Was oft als Wunsch nach Selbstverwirklichung dargestellt wird, ist heutzutage schlicht ökonomische Notwendigkeit. War es bis zum Ende des vergangenen Jahrhunderts in der Regel möglich, z.B. mit dem Einkommen als Handwerker eine Familie mit zwei Kindern zu ernähren, ist dies bei jungen Familien heute nicht mehr der Fall. In der Folge muss die Mutter, sobald das Kind einen Platz in der Kita bekommen hat, einer eigenen Arbeit nachgehen, was häufig dazu führt, dass auf das zweite Kind verzichtet wird.
Und noch etwas: viele Deutsche sehen Kinder zwar als Bereicherung an, aber nur wenn es nicht mehr als zwei sind. Familien mit vielen Kindern werden in der Gesellschaft häufig schlecht angesehen oder sogar als asozial bezeichnet. Somit wird der Wunsch nach einer Familie mit möglichst vielen Kindern von den meisten Eltern aufgegeben, weil sie Angst vor dem sozialen Abstieg haben.

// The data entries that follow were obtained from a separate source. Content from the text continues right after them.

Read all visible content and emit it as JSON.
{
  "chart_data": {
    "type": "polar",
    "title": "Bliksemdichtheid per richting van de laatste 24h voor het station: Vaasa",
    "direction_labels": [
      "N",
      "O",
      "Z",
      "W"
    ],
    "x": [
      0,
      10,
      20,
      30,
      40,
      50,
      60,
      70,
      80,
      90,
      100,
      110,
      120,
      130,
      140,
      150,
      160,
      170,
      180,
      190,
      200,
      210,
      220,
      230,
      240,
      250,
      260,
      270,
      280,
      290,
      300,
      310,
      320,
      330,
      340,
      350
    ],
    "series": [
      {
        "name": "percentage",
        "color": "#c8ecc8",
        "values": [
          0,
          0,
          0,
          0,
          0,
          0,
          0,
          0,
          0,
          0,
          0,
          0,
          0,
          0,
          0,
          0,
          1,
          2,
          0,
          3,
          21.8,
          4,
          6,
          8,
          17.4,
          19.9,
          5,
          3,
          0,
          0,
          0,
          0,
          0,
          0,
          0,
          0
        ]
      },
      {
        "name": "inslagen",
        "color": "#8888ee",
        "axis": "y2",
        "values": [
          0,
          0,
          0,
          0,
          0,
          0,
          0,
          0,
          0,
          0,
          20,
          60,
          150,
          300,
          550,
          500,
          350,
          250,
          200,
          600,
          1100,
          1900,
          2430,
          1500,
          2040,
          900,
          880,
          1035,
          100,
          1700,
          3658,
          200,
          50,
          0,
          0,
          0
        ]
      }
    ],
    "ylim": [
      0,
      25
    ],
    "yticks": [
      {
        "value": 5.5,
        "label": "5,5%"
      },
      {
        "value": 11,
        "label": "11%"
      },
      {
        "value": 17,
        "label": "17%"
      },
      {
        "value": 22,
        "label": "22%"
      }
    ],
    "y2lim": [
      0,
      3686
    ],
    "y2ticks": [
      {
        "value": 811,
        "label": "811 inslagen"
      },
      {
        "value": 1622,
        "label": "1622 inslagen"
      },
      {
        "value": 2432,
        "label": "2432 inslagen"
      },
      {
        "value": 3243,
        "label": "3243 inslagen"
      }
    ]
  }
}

Insgesamt betrachtet greift es also zu kurz, wenn von Seiten der Politik mit finanziellen Anreizen und Betreuungsplätzen versucht wird, den Kinderwunsch innerhalb der Familien zu fördern.
Vielmehr müsste ein Konzept entwickelt werden, das die gesamtgesellschaftlichen Einflüsse bei der Entscheidung für oder gegen Kinder berücksichtigt. Obwohl, so viel Theorie brauchen wir vielleicht auch nicht?
Oft denke ich, die bestehenden Systeme zu verbessern wäre schon ein großer Schritt.